Um amigo virtual, Carlos Martins, por gostar francamente da faiança em policromia, amiúde em temporadas no estrangeiro, quando pode acompanha os posts , seja este em especial que lhe dedico, por se tratar de peça diferente e carismática, faz parte da infância da minha geração, a minha mãe igualmente ostentava um maior em cima de uma floreira em madeira- cachepot à francesa, nome em miúda o achava estranho, tão pouco o sabia escrever.

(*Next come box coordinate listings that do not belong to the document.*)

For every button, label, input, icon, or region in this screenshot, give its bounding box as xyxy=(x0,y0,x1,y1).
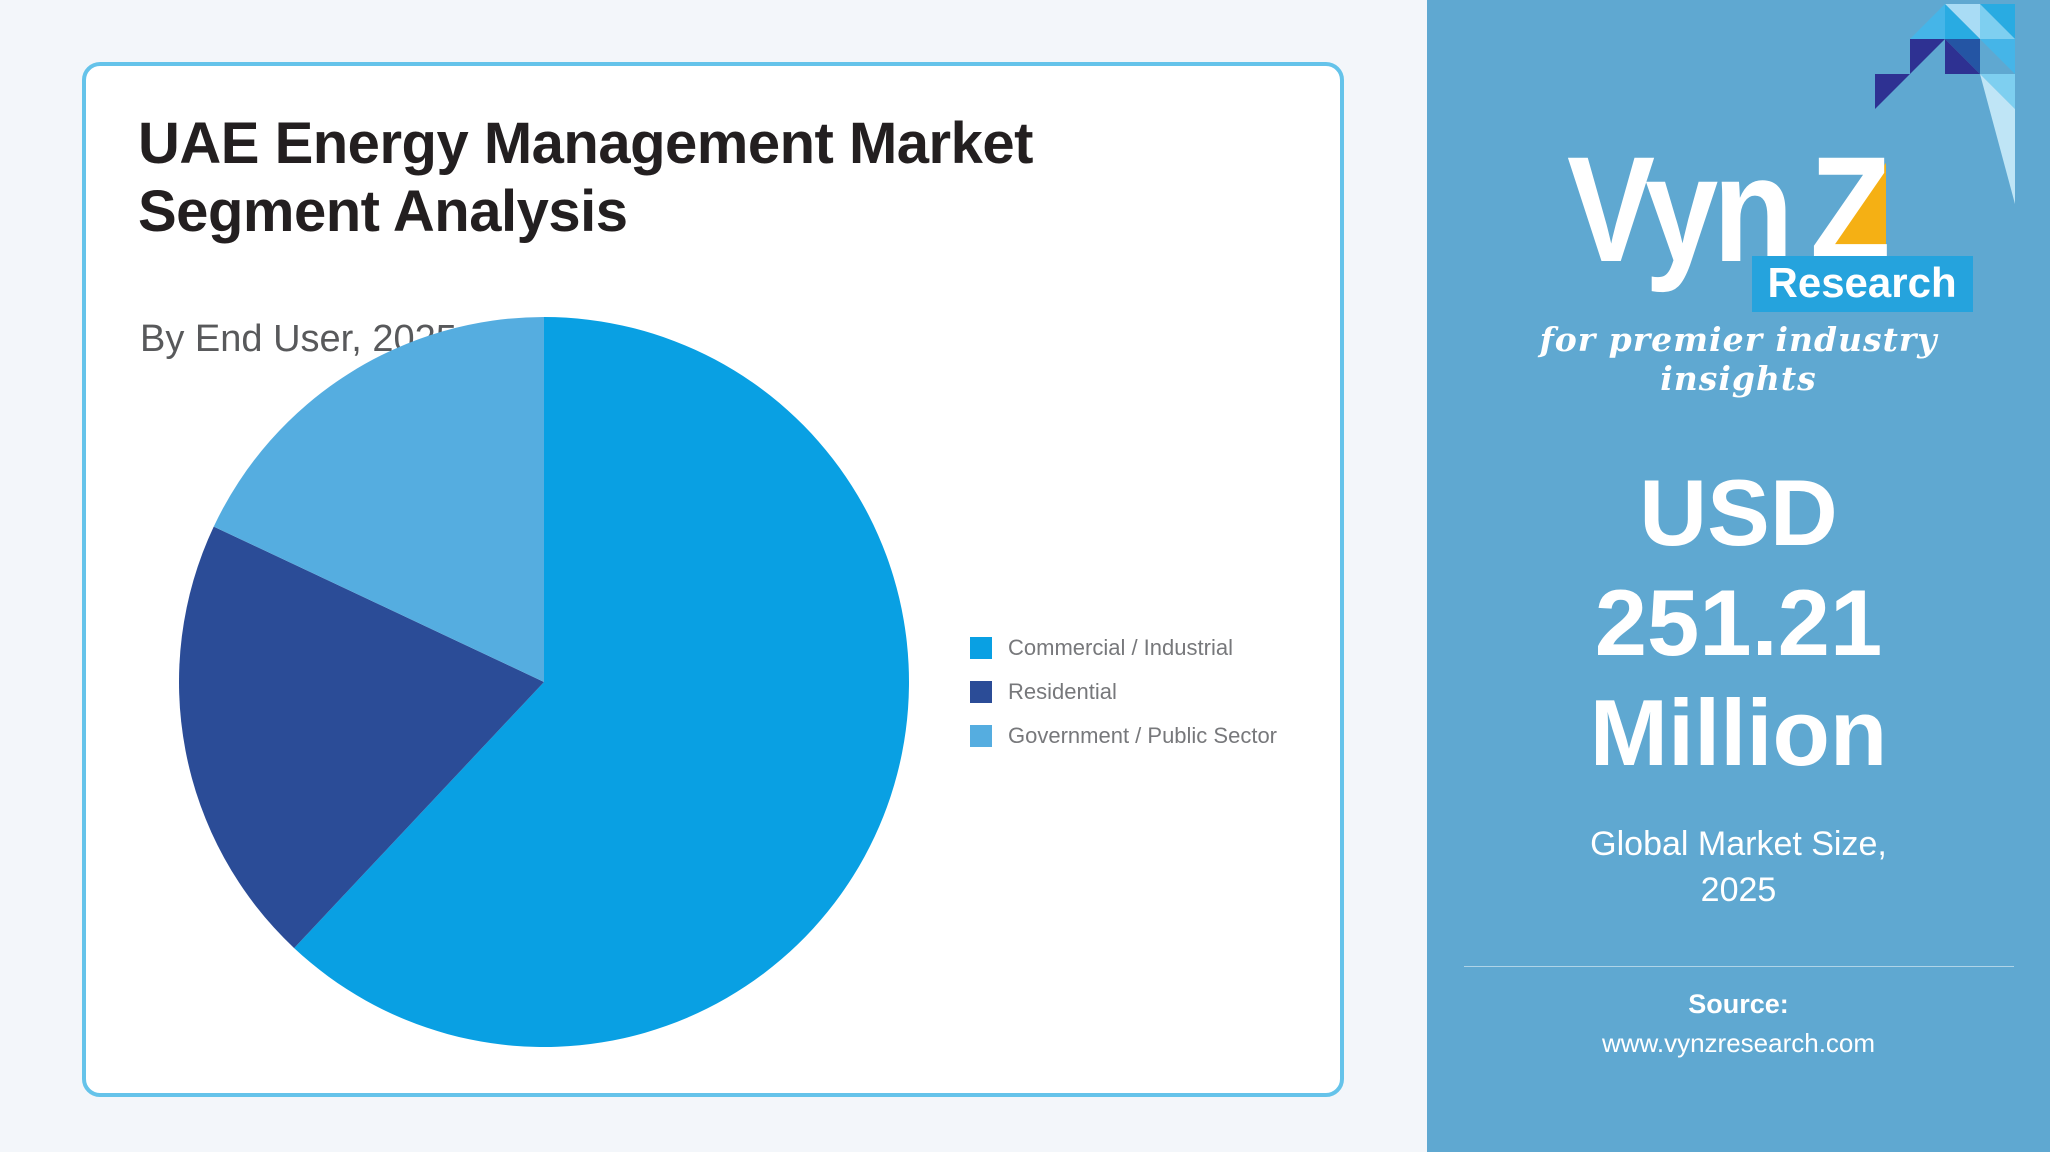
legend-swatch-icon xyxy=(970,681,992,703)
pie-slice-2 xyxy=(213,317,544,682)
legend-swatch-icon xyxy=(970,725,992,747)
vynz-wordmark: Vyn Z xyxy=(1567,134,1929,284)
legend-item-commercial-industrial: Commercial / Industrial xyxy=(970,626,1277,670)
pie-chart xyxy=(179,317,909,1047)
market-size-line: Million xyxy=(1589,679,1888,785)
vynz-logo: Vyn Z Research for p xyxy=(1479,4,2015,398)
pie-slice-0 xyxy=(294,317,909,1047)
legend-label: Residential xyxy=(1008,679,1117,704)
source-url-link[interactable]: www.vynzresearch.com xyxy=(1601,1027,1876,1058)
chart-card: UAE Energy Management Market Segment Ana… xyxy=(82,62,1344,1097)
market-size-line: 251.21 xyxy=(1594,569,1883,675)
logo-mosaic-icon xyxy=(1874,4,2015,204)
market-size-line: USD xyxy=(1639,460,1838,565)
source-label: Source: xyxy=(1688,988,1789,1019)
logo-tagline: for premier industry insights xyxy=(1539,320,1938,398)
legend-label: Government / Public Sector xyxy=(1008,723,1278,748)
pie-slice-1 xyxy=(179,526,544,949)
legend-item-residential: Residential xyxy=(970,670,1277,714)
market-caption-line: 2025 xyxy=(1700,870,1777,909)
pie-legend: Commercial / Industrial Residential Gove… xyxy=(970,626,1277,758)
pie-chart-container xyxy=(179,317,909,1047)
legend-label: Commercial / Industrial xyxy=(1008,635,1233,660)
brand-sidebar: Vyn Z Research for p xyxy=(1427,0,2050,1152)
market-size-value: USD 251.21 Million xyxy=(1590,458,1888,788)
market-size-caption: Global Market Size, 2025 xyxy=(1590,822,1887,914)
logo-research-badge: Research xyxy=(1751,256,1973,313)
chart-title: UAE Energy Management Market Segment Ana… xyxy=(138,111,1033,245)
market-caption-line: Global Market Size, xyxy=(1590,824,1887,863)
sidebar-divider xyxy=(1463,965,2014,967)
legend-item-government-public-sector: Government / Public Sector xyxy=(970,714,1277,758)
legend-swatch-icon xyxy=(970,637,992,659)
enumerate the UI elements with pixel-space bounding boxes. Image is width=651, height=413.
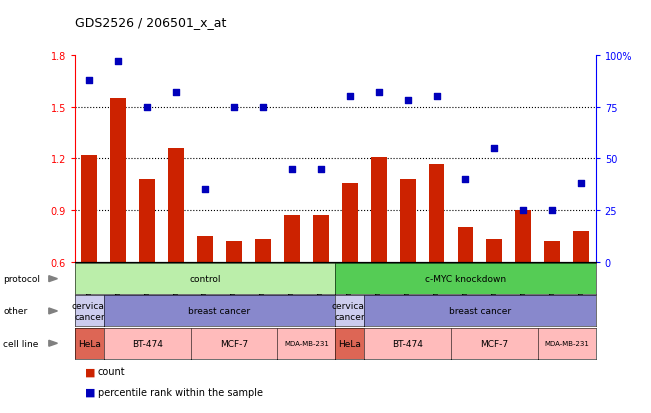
Point — [200, 187, 210, 193]
Text: cervical
cancer: cervical cancer — [72, 301, 107, 321]
Text: c-MYC knockdown: c-MYC knockdown — [425, 275, 506, 283]
Text: control: control — [189, 275, 221, 283]
Point — [84, 77, 94, 84]
Text: ■: ■ — [85, 387, 95, 397]
Bar — [574, 231, 589, 366]
Text: MDA-MB-231: MDA-MB-231 — [544, 340, 589, 347]
Bar — [110, 99, 126, 366]
Bar — [255, 240, 271, 366]
Bar — [428, 164, 445, 366]
Point — [547, 207, 557, 214]
Text: breast cancer: breast cancer — [449, 307, 511, 316]
Point — [113, 59, 124, 65]
Point — [229, 104, 239, 111]
Point — [402, 98, 413, 104]
Bar — [197, 236, 213, 366]
Text: cell line: cell line — [3, 339, 38, 348]
Bar — [486, 240, 503, 366]
Text: ■: ■ — [85, 366, 95, 376]
Text: cervical
cancer: cervical cancer — [332, 301, 367, 321]
Bar — [370, 157, 387, 366]
Text: BT-474: BT-474 — [392, 339, 423, 348]
Bar — [139, 180, 155, 366]
Bar — [400, 180, 415, 366]
Text: breast cancer: breast cancer — [189, 307, 251, 316]
Text: count: count — [98, 366, 125, 376]
Point — [489, 145, 499, 152]
Text: GDS2526 / 206501_x_at: GDS2526 / 206501_x_at — [75, 16, 227, 29]
Point — [286, 166, 297, 173]
Bar — [458, 228, 473, 366]
Bar — [544, 242, 561, 366]
Point — [576, 180, 587, 187]
Point — [171, 90, 182, 96]
Point — [460, 176, 471, 183]
Text: BT-474: BT-474 — [132, 339, 163, 348]
Point — [374, 90, 384, 96]
Text: MCF-7: MCF-7 — [480, 339, 508, 348]
Text: MDA-MB-231: MDA-MB-231 — [284, 340, 329, 347]
Point — [258, 104, 268, 111]
Bar — [342, 183, 357, 366]
Text: MCF-7: MCF-7 — [220, 339, 248, 348]
Point — [432, 94, 442, 100]
Point — [316, 166, 326, 173]
Text: other: other — [3, 307, 27, 316]
Text: protocol: protocol — [3, 275, 40, 283]
Bar — [168, 149, 184, 366]
Text: percentile rank within the sample: percentile rank within the sample — [98, 387, 262, 397]
Point — [142, 104, 152, 111]
Text: HeLa: HeLa — [78, 339, 101, 348]
Bar — [313, 216, 329, 366]
Bar — [284, 216, 300, 366]
Bar — [226, 242, 242, 366]
Bar — [516, 211, 531, 366]
Text: HeLa: HeLa — [339, 339, 361, 348]
Point — [344, 94, 355, 100]
Point — [518, 207, 529, 214]
Bar — [81, 156, 97, 366]
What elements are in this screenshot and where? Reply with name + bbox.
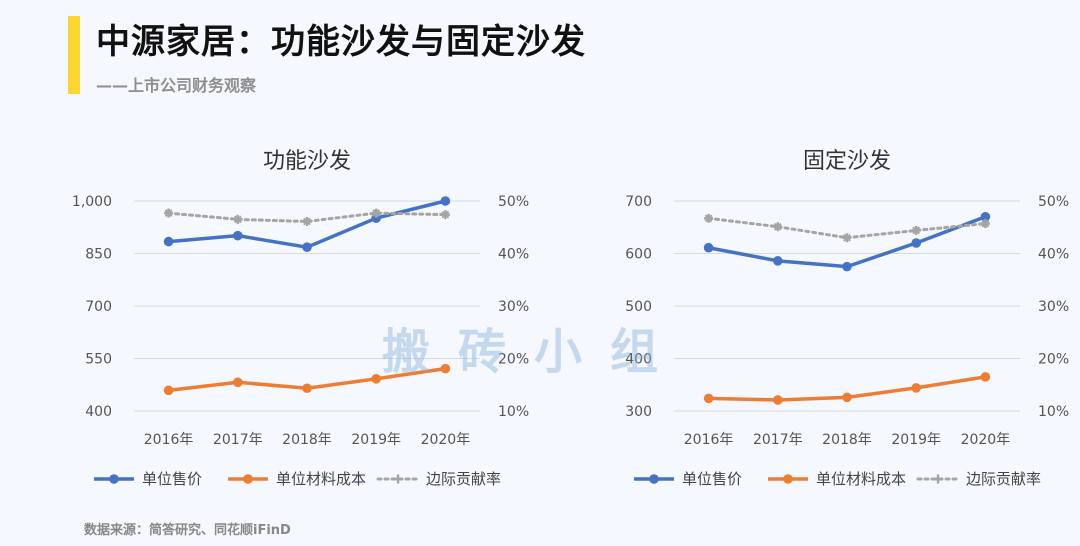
chart0-contribution-margin-point [371,208,381,218]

Mede 18 de altura, 9,30 de boca e 12,30 de pé.
Impecável, apresenta defeito de fabrico na cozedura que colou no forno a outra peça conforme
se nota na foto.
Não está assinado.Contudo este tipo de faiança decorativa, atendendo ao formato do seu pé e a decoração ligou-me ao norte a Gaia.
Encontrei na net no site OLX um semelhante, assinado cujo fundo revela a semelhança acima mencionada.
Citar excerto de https://mercadoantigo.weebly.com/soares-dos-reis.html
"A Fábrica estabeleceu-se em 1919 no sítio do Agueiro, em Mafamude, mas com entrada
por Soares dos Reis. Dedicou-se ao fabrico de louça e azulejo. Foi
continuada por impulso de José de Almeida Pinheiro, em 1941, sendo
conhecida sob a firma Cerâmica Soares dos Reis Lª, embora também use,
sobretudo em painéis de azulejo, o nome da antiga firma Fábrica do Agueiro. Manteve-se em laboração, com alguma qualidade e originalidade artística, até 1964."
Encontrei na net no OLX outro muito bonito que partilho
Passei a ter 3 exemplares de cachepots; este o único não assinado, outro da Fábrica do Senhor de Tavarede e do Carvalhinho.